R — Regulate Your System
Before you can work on the relationship, you have to steady yourself. For Eli and Marisa, that meant noticing how stress hijacked their bodies—short tempers, raised voices, shut-downs. Regulation is the foundation: calming your system so you can actually hear and be heard.
E — Examine Your Patterns
Every couple develops loops. For Eli and Marisa, money stress triggered shame, which triggered drinking, which triggered distance. Examining those patterns together shifts the focus from “what’s wrong with you” to “what’s happening between us.”
C — Claim Responsibility
Healing requires ownership. Both Eli and Marisa had to acknowledge their part: Eli naming that alcohol was numbing instead of helping, Marisa admitting her silence punished instead of protected. Responsibility moves the conversation from blame to change.
L — Love with Limits
Boundaries aren’t walls—they’re safety lines. Marisa realized she could set limits around how and when they discussed money. Eli accepted that drinking couldn’t be part of problem-solving. Loving with limits means protecting the relationship by protecting yourself, too.
A — Author Your Story
The story they were telling themselves was bleak: “We’re failing.” But stories can be rewritten. Authoring your story is about choosing the narrative you want to live into: teammates again, working through the hard stuff side-by-side.

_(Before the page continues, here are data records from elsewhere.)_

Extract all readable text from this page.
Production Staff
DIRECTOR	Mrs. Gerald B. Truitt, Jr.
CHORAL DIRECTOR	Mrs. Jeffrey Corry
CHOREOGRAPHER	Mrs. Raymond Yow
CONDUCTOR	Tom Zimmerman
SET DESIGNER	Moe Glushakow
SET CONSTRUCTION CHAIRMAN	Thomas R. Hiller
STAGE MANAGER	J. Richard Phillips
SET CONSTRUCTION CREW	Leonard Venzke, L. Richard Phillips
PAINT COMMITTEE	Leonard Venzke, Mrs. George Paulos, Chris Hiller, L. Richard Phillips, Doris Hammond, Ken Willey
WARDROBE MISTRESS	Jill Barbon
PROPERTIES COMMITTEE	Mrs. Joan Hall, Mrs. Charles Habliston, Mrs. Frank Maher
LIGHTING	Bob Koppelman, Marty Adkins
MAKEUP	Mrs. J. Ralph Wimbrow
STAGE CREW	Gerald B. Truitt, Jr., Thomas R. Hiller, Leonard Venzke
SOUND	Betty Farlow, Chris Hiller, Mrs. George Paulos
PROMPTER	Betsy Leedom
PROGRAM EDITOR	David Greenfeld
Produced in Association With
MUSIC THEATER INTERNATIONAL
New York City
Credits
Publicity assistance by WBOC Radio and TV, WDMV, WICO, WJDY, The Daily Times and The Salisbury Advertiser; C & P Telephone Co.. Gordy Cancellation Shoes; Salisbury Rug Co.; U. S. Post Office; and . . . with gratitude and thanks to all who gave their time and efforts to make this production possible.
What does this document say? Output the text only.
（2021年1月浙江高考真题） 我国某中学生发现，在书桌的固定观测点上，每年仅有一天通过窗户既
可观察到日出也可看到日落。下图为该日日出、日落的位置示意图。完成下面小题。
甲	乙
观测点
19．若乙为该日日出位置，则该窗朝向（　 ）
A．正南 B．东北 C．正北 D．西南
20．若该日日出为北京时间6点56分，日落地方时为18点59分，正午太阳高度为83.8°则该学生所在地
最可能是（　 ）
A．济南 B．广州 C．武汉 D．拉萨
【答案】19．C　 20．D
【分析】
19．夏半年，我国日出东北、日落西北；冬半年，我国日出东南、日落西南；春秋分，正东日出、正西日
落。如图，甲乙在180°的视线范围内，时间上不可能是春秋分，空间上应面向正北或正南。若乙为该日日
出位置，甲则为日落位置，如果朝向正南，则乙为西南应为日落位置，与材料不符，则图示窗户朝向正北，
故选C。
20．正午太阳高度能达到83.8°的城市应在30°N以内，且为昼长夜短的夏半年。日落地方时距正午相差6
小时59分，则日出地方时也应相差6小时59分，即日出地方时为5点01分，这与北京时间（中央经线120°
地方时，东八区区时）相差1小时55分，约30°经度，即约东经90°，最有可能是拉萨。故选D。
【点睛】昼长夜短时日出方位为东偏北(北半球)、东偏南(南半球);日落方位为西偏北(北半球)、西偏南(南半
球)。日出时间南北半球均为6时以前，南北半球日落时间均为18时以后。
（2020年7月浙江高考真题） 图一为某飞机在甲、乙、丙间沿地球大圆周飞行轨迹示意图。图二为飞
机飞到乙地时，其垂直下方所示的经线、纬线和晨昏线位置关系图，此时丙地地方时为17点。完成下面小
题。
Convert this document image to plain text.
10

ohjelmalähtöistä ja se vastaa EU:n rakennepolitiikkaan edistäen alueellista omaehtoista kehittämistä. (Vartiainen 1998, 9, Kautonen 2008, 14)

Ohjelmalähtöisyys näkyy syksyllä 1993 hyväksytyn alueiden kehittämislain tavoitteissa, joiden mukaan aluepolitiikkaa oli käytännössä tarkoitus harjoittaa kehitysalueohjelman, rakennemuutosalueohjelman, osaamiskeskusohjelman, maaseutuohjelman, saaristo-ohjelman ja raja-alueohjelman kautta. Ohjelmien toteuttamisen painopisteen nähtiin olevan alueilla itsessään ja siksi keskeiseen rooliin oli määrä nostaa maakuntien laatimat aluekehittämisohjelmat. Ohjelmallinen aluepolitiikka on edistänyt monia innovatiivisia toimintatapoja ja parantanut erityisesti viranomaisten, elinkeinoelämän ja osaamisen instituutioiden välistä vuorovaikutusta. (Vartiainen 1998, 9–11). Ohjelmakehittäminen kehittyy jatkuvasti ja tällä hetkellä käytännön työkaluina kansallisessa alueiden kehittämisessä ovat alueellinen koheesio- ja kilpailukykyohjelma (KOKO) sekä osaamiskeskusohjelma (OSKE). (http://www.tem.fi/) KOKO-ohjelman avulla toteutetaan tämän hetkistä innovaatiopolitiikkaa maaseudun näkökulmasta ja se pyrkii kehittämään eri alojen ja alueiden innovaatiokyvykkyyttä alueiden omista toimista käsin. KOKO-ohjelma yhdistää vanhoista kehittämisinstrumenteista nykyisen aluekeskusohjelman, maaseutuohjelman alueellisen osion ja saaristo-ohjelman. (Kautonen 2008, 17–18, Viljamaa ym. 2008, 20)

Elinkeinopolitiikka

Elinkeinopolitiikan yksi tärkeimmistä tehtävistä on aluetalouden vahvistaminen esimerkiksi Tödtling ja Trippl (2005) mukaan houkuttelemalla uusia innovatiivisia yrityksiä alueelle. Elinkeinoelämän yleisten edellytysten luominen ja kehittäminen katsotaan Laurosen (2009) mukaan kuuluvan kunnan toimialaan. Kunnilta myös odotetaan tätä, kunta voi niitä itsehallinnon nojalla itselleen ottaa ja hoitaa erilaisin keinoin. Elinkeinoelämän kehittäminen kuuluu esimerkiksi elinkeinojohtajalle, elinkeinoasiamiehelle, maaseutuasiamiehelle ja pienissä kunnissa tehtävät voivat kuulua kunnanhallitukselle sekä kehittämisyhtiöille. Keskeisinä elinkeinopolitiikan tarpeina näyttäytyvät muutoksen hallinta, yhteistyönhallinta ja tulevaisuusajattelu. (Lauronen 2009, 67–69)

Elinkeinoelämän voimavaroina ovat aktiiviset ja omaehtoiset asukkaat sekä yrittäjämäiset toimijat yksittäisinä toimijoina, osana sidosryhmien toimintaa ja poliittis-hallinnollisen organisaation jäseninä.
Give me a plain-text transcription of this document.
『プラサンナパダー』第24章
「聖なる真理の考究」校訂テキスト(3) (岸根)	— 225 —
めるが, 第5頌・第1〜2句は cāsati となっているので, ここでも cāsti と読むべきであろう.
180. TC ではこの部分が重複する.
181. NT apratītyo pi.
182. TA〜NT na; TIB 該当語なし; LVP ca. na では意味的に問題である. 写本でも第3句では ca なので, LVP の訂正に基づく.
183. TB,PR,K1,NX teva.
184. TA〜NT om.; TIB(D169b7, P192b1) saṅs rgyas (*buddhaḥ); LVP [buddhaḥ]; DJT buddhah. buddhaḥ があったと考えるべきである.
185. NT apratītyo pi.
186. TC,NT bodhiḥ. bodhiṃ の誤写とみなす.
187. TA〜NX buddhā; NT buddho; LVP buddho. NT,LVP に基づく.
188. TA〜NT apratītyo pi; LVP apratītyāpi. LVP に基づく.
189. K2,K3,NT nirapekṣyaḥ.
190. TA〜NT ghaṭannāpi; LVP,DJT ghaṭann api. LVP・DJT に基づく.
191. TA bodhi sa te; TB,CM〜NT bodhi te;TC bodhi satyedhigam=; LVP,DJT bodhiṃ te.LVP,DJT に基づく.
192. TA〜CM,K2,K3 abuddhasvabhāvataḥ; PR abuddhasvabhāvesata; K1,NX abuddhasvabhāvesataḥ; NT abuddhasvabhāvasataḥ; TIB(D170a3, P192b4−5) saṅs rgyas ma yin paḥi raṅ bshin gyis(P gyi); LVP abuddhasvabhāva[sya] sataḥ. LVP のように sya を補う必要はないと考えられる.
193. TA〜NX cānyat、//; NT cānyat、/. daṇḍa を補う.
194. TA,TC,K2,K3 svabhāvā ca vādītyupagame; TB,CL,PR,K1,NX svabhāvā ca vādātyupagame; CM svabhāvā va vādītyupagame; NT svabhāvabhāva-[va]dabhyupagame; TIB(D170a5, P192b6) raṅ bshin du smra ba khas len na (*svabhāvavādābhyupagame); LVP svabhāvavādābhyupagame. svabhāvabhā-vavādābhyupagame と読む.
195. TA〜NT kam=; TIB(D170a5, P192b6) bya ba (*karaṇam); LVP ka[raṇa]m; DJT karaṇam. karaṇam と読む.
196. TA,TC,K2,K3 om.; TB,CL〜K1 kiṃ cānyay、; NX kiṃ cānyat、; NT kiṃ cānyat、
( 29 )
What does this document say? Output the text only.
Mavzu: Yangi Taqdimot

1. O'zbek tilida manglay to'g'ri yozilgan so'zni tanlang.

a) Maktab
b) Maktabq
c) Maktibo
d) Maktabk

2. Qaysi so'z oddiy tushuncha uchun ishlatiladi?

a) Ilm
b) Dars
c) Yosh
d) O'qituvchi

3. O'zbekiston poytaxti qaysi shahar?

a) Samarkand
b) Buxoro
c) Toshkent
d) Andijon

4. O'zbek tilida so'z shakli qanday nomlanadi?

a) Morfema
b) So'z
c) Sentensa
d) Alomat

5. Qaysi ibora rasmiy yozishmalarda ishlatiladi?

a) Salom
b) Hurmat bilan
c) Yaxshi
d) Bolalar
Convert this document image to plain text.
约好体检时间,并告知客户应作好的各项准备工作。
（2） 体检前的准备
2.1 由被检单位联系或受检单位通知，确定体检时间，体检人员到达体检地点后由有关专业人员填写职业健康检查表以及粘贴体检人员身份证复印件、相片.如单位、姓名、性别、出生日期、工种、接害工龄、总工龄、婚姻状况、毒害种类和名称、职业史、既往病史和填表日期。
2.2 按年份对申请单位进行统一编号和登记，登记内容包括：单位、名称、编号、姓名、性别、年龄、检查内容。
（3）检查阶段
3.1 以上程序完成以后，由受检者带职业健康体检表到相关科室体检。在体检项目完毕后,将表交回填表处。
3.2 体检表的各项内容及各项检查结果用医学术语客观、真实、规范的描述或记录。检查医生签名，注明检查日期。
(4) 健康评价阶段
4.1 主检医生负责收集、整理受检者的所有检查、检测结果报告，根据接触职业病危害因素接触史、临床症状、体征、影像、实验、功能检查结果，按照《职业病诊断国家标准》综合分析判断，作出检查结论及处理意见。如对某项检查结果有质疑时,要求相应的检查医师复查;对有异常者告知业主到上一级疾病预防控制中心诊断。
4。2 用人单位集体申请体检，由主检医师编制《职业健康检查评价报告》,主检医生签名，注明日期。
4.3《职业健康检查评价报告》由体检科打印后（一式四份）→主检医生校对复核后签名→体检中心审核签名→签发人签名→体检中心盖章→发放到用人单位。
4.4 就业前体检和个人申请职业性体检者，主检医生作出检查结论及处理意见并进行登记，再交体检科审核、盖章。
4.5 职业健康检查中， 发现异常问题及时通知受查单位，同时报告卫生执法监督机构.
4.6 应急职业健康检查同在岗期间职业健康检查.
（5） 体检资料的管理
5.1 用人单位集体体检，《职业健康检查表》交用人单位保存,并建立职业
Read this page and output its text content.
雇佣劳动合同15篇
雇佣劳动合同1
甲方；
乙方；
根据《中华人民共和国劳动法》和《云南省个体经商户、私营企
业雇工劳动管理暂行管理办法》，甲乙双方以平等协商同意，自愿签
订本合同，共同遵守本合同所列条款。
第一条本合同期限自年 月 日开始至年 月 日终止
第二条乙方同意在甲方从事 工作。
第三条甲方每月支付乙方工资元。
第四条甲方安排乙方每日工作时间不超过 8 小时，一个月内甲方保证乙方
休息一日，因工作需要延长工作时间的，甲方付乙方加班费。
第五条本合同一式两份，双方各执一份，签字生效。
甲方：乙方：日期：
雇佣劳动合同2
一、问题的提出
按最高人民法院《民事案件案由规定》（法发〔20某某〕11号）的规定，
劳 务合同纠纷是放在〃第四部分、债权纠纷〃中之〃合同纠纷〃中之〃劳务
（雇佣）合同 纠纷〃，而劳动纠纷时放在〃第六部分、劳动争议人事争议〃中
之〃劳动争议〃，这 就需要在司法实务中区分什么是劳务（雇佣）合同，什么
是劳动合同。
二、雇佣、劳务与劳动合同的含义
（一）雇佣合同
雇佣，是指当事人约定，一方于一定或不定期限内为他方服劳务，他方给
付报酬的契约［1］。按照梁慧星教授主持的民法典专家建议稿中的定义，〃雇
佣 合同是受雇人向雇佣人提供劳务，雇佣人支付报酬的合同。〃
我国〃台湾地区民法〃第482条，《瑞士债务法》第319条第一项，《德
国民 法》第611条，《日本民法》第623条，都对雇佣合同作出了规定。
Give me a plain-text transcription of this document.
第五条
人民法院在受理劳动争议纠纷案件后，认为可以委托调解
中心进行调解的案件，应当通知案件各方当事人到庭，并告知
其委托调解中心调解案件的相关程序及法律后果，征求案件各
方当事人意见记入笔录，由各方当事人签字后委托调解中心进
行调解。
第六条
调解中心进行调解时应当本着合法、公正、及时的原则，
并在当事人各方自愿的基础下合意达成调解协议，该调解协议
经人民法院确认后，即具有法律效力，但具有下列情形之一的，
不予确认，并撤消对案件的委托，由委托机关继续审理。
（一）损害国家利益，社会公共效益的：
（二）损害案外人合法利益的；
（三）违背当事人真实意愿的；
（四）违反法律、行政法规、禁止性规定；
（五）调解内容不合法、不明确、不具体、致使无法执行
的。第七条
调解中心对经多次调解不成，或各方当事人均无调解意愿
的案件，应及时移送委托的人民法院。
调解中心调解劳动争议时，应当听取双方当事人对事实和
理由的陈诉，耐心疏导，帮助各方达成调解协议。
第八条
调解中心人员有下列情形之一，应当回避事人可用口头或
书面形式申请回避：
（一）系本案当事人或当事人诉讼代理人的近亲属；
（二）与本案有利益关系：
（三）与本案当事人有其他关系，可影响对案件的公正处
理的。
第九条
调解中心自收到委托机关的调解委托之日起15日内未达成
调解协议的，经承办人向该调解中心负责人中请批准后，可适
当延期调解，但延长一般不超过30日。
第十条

I — Integrate What You’ve Learned
Insights fade if they don’t take root in daily life. For Eli and Marisa, integration meant small adjustments—a weekly check-in, a shared budget routine, clearer boundaries around alcohol. Change becomes real when it’s woven into ordinary rhythms.
M — Maintain Your Momentum
Relationships don’t transform in a single breakthrough. Momentum is about returning to the work, even after setbacks. Eli and Marisa knew stress and exhaustion weren’t going away, but they now had a map forward. They weren’t perfect—but they weren’t stuck.